Thompson’s Love and Lament offers us a young daughter of a still much-broken South, Mary Bet Hartsoe, as she witnesses the excesses of long-held jealousies, madness, religion and war, suffers the loss one after another of her family members, and yet marches on to become more than a woman of her time. Her story proves how the memory of loss is itself more fearsome than death, and yet even this fear has its limits once Mary Bet’s future beckons her. It’s a wonderful journey to behold.
Michelle Hoover, author of The Quickening
on Love and Lament
Mary Bet Hartsoe is tough, humble, independent, and enduring—a true North Carolina heroine. . . . Thompson perfectly captures the Carolina Piedmont’s sight, sounds, and flavors and convincingly depicts the turn-of-the-century South.
Publishers Weekly
on Love and Lament
This novel is smart, beautifully written, honest, moving. I’m sure I cannot do it justice, but here is my attempt: Mary Bet Hartsoe, the protagonist of John Milliken Thompson’s new novel Love and Lament, is a character of such intelligent and curious sensibility I would follow her anywhere. And I did, and so will you as she takes us through some of the most turbulent times in our history while negotiating, with integrity and grace, the brittle demands of family and community.
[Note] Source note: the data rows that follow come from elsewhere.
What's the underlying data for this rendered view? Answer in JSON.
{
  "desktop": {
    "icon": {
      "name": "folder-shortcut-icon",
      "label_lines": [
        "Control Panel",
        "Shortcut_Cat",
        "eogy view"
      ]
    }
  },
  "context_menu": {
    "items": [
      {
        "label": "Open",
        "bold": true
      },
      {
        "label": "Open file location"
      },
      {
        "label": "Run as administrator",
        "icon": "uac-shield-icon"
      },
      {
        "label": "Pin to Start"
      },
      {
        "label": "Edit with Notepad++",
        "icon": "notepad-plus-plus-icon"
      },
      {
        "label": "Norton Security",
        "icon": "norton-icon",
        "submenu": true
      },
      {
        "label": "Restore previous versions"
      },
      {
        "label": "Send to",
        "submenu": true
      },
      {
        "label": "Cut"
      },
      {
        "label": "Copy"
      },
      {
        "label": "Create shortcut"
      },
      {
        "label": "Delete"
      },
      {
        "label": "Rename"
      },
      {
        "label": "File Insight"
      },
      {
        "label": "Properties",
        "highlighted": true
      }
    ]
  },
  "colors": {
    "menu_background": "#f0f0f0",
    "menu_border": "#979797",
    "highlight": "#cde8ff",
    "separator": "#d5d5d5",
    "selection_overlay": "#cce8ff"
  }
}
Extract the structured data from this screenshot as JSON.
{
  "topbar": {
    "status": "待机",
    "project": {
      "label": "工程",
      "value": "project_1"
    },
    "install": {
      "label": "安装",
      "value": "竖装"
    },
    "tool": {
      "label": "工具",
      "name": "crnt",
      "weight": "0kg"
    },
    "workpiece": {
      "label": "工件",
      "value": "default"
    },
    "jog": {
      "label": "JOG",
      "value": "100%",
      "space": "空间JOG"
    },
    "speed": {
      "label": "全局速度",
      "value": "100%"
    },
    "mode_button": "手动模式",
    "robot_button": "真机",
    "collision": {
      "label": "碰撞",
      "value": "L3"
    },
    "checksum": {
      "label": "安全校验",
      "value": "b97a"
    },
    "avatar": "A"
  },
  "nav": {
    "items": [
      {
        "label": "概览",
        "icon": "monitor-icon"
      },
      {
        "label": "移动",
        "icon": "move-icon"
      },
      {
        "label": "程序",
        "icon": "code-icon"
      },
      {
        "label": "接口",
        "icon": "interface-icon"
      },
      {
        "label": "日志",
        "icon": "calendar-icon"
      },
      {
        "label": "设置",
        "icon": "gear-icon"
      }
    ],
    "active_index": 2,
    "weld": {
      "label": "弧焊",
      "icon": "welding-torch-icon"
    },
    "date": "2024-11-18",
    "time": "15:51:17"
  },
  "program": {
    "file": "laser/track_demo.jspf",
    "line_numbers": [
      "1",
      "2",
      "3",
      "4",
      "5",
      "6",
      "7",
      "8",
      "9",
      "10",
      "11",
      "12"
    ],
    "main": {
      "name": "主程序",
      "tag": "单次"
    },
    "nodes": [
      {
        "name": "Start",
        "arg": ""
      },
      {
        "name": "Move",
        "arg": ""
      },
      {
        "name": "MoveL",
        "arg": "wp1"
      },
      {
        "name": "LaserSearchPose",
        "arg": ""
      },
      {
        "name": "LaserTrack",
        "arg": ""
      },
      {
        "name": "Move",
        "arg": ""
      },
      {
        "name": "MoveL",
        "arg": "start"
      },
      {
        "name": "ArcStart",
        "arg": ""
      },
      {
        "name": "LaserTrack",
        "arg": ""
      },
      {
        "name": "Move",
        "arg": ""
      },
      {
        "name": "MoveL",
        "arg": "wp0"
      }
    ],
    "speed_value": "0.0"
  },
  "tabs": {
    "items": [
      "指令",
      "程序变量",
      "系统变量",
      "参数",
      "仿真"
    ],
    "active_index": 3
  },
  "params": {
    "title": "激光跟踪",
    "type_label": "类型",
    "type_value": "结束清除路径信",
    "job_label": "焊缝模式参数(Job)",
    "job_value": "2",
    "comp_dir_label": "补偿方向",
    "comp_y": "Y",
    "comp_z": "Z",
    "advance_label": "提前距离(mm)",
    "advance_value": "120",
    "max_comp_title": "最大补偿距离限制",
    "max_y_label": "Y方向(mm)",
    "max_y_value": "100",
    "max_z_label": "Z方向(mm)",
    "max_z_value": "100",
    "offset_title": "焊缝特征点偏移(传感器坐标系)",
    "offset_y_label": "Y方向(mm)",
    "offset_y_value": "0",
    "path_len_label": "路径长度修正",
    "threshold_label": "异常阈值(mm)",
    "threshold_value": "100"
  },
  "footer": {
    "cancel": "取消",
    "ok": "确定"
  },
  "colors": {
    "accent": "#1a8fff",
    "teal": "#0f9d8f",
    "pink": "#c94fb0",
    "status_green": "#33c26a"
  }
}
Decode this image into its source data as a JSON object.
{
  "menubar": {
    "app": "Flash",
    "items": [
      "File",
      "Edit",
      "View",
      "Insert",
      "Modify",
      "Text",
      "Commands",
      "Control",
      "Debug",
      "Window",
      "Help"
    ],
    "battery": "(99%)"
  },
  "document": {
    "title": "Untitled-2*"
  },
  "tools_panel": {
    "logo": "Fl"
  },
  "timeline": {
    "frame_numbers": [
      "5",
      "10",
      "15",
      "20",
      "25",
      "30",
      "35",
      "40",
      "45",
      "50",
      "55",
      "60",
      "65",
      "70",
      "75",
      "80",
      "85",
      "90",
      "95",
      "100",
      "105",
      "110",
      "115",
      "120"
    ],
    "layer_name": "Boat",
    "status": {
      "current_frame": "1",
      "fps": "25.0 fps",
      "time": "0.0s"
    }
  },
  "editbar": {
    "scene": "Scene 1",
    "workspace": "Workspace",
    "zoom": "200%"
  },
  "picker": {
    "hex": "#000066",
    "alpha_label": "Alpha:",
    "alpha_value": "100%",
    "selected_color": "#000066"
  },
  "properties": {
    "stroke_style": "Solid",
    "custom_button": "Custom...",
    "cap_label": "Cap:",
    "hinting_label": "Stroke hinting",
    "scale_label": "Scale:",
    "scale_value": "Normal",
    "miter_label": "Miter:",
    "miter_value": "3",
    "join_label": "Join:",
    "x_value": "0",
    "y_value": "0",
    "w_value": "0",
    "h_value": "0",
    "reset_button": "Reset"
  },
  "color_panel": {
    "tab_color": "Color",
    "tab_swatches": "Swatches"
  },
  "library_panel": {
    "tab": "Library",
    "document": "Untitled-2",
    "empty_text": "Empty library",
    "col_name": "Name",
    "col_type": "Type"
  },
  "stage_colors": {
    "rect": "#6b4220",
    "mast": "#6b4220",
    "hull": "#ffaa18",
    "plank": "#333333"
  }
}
Michael Parker, author of The Watery Part of the World
on Love and Lament
Thompson recreates the years after the Civil War with breathtaking clarity; it’s a rare joy to sink into a novel and believe in it so completely. I rooted for Mary Bet, and worried over each step she took within a family that seemed mysteriously fated for disaster.
Ann Napolitano, author of A Good Hard Look
on Love and Lament
If you live in the rural South, it is a rare delight to find a writer like John Milliken Thompson, who captures familiar landscapes with grace and freshness and also takes you so vividly and surprisingly into the past. But it’s his beautifully drawn, completely original characters—Mary bet, Cicero, Siler, Flora—who made me fall in love with this book, and who will appeal to readers everywhere.
Belle Boggs, author of Mattaponi Queen
on Love and Lament
Love and Lament is an ambitious and exhilarating novel of the South at the turn of the last century. It is a book you’ll devour and savor. It will remind you why you started reading novels in the first place–to be enchanted, to be carried away from your world and dropped into a world more substantial and incandescent. John Milliken Thompson knows that every story is many stories, and he handles this complex tale of romance, family, race relations, and secrets with intelligence, grace, and tenderness. He has breathed life into Mary Bet Hartsoe and her benighted family, and they will breathe life into you.
John Dufresne, author of No Regrets and Coyote
on Love and Lament
A seamlessly told and scrupulously detailed history of the Hartsoe clan of Haw County, North Carolina, Love and Lament is that rare novel that brings the gritty, rural past to vivid life. I could very nearly smell the moonshine (the moonshiners too!). Pass a few hours with Mary Bet Hartsoe and family. You won’t regret it.
T. R. Pearson, author of Jerusalem Gap and A Short History of a Small Place
on Love and Lament
An appealing historical novel that blends gothic and plainly romantic themes.
Kirkus Reviews
on Love and Lament
In his new novel, John Milliken Thompson visits again the fertile ground that he explored so satisfyingly in The Reservoir: the South at the turn of the prior century; the trials of families under strain from within and without; and the mysterious relationships between good and evil, God and man. Love and Lament is a powerful book that you’ll not soon forget.
Jon Clinch, author of Finn and The Thief of Auschwitz
on Love and Lament
In Love and Lament, John Milliken Thompson binds together the best of the southern gothic tradition of William Faulkner and postmodern studies of human character and psyche like Joanna Greenberg’s I Never Promised You a Rose Garden.
Shelf Awareness
on Love and Lament
Love and Lament is a monument to memory in its most powerful comingling of past and present. . . . Thompson . . . seems to be a natural heir to that great Southern writer, [Eudora Welty].
The Daily Rumpus
on Love and Lament
John Milliken Thompson’s Love and Lament is a sweeping novel that gets everything right—the details, the panorama—but mainly it allows you to experience the life of another time, about a hundred years ago, in the soul and mind of a young woman whose passions and worries could be your own. In other words, Thompson makes that art form called the novel do the work it is meant to do—thoroughly and beautifully.
Clyde Edgerton, author of The Night Train and Walking Across Egypt
on Love and Lament
good storytelling and poetic writing
Herald-Sun, Durham
on Love and Lament
A new historical novel from the author of The Reservoir, this family saga features a sweet yet tough young woman who is tested to the limits of endurance. Her strength and devotion in the face of difficulty give her hope.